Quel va être ton rôle précis ?
Sur les courses où je serai présente, je vais tout simplement cuisiner pour les filles, suivant leurs envies et mes idées (rire). Le reste du temps, il y aura un suivi mais ça reste à la carte.
Tu vas donc conseiller les filles avec un programme alimentaire à suivre toute l’année ?
Non, ça n’ira pas jusque-là. Le but n’est pas de suivre un régime précis au millimètre toute l’année. C’est plus une question de confort : manger propre et équilibré, toute l’année, suivant les besoins de l’athlète, en course ou en dehors. Mais elles n’auront pas un programme à suivre à la maison. Personnellement, je n’ai jamais aimé compter les moindres calories. C’est trop difficile, trop contraignant. Quand c’est vraiment strict, tu finis par péter un plomb. Ce n’est pas bon et pas tenable sur la durée. Chaque fille est différente et se connaît. Tu ne peux pas dire la même chose à Anna Van der Breggen ou à une petite jeune de 18 ans. Il faudra s’adapter et leur donner des idées en fonction de leurs besoins respectifs.

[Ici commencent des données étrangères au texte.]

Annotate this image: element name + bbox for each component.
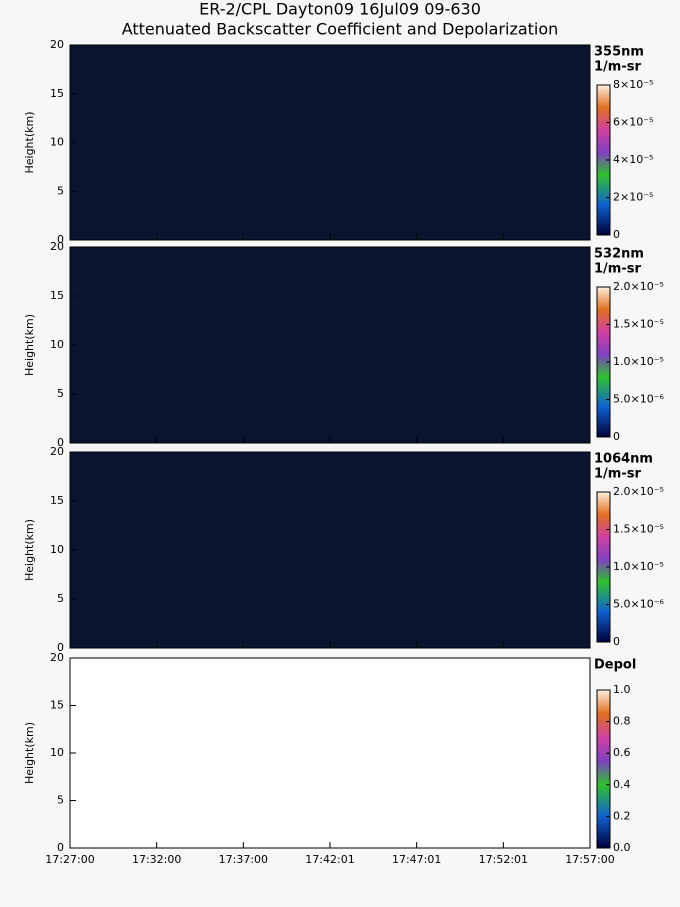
chart-subtitle: Attenuated Backscatter Coefficient and D… [122,20,559,39]
x-tick-label: 17:47:01 [392,853,441,866]
colorbar-tick-label: 1.5×10⁻⁵ [613,318,664,331]
colorbar-tick-label: 0 [613,635,620,648]
plot-area [69,44,591,241]
colorbar-label: 1064nm [594,452,653,467]
x-tick-label: 17:32:00 [132,853,181,866]
x-tick-label: 17:42:01 [305,853,354,866]
y-axis-label: Height(km) [23,519,36,581]
y-tick-label: 5 [57,387,64,400]
colorbar-tick-label: 5.0×10⁻⁶ [613,393,665,406]
y-tick-label: 20 [50,651,64,664]
colorbar-label: 355nm [594,45,644,60]
colorbar-tick-label: 4×10⁻⁵ [613,153,653,166]
y-axis-label: Height(km) [23,314,36,376]
y-tick-label: 0 [57,436,64,449]
y-tick-label: 10 [50,746,64,759]
colorbar-tick-label: 0.2 [613,809,631,822]
colorbar-tick-label: 1.0 [613,683,631,696]
y-tick-label: 5 [57,592,64,605]
x-tick-label: 17:37:00 [219,853,268,866]
colorbar-tick-label: 0 [613,228,620,241]
y-tick-label: 10 [50,136,64,149]
colorbar-tick-label: 0.0 [613,841,631,854]
colorbar-label: 532nm [594,247,644,262]
colorbar-tick-label: 0.4 [613,778,631,791]
y-tick-label: 15 [50,494,64,507]
colorbar-tick-label: 6×10⁻⁵ [613,116,653,129]
plot-area [69,657,591,849]
x-tick-label: 17:57:00 [565,853,614,866]
y-tick-label: 0 [57,233,64,246]
colorbar-tick-label: 8×10⁻⁵ [613,78,653,91]
colorbar-tick-label: 0 [613,430,620,443]
y-tick-label: 20 [50,240,64,253]
y-tick-label: 0 [57,641,64,654]
y-axis-label: Height(km) [23,111,36,173]
y-tick-label: 5 [57,794,64,807]
plot-area [69,246,591,444]
colorbar-tick-label: 2.0×10⁻⁵ [613,280,664,293]
y-tick-label: 10 [50,338,64,351]
colorbar-tick-label: 1.5×10⁻⁵ [613,523,664,536]
y-axis-label: Height(km) [23,722,36,784]
y-tick-label: 10 [50,543,64,556]
x-tick-label: 17:27:00 [45,853,94,866]
y-tick-label: 5 [57,184,64,197]
colorbar-label: 1/m-sr [594,467,641,482]
chart-title: ER-2/CPL Dayton09 16Jul09 09-630 [199,0,481,19]
y-tick-label: 20 [50,445,64,458]
x-tick-label: 17:52:01 [479,853,528,866]
colorbar-tick-label: 1.0×10⁻⁵ [613,355,664,368]
colorbar-tick-label: 2×10⁻⁵ [613,191,653,204]
colorbar-tick-label: 5.0×10⁻⁶ [613,598,665,611]
y-tick-label: 0 [57,841,64,854]
colorbar-tick-label: 0.8 [613,715,631,728]
colorbar-label: Depol [594,658,636,673]
colorbar-tick-label: 1.0×10⁻⁵ [613,560,664,573]
y-tick-label: 15 [50,289,64,302]
plot-area [69,451,591,649]
colorbar-label: 1/m-sr [594,262,641,277]
colorbar-tick-label: 0.6 [613,746,631,759]
colorbar-label: 1/m-sr [594,60,641,75]
y-tick-label: 15 [50,87,64,100]
y-tick-label: 20 [50,38,64,51]
y-tick-label: 15 [50,699,64,712]
colorbar-tick-label: 2.0×10⁻⁵ [613,485,664,498]
colorbar [596,689,611,849]
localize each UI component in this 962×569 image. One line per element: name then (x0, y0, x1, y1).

Pourquoi faut-il attendre 2021 pour voir une nutritionniste dans l’une des meilleures formations du Monde ?
C’est avant tout une question de professionnalisation mais surtout d’argent ! Financièrement, c’est compliqué. Les budgets des équipes féminines restent beaucoup moins élevés que ceux des hommes. Il nous arrive quand même de bénéficier d’un nutritionniste ou de repas spécifiques, de qualité, évidemment, mais ça dépend toujours du lieu, de la qualité de l’hôtel, etc. J’ai déjà vu pas mal de fois des filles arriver sur une course avec leur propre tupperware pour être sûres d’avoir ce dont elles ont besoin. J’en rigole aujourd’hui mais quand on y pense, ce n’est pas l’idéal. Là, je pourrai cuisiner spécifiquement pour les filles lors des courses, en m’adaptant à celles qui sont vegan, végétariennes ou intolérantes au gluten. C’est toute une organisation ! Mais c’est important pour les fameux gains marginaux. J’y ai toujours accordé une grande importance et maintenant, je vais pouvoir totalement me spécialiser dans le domaine, qui est surtout ma deuxième passion.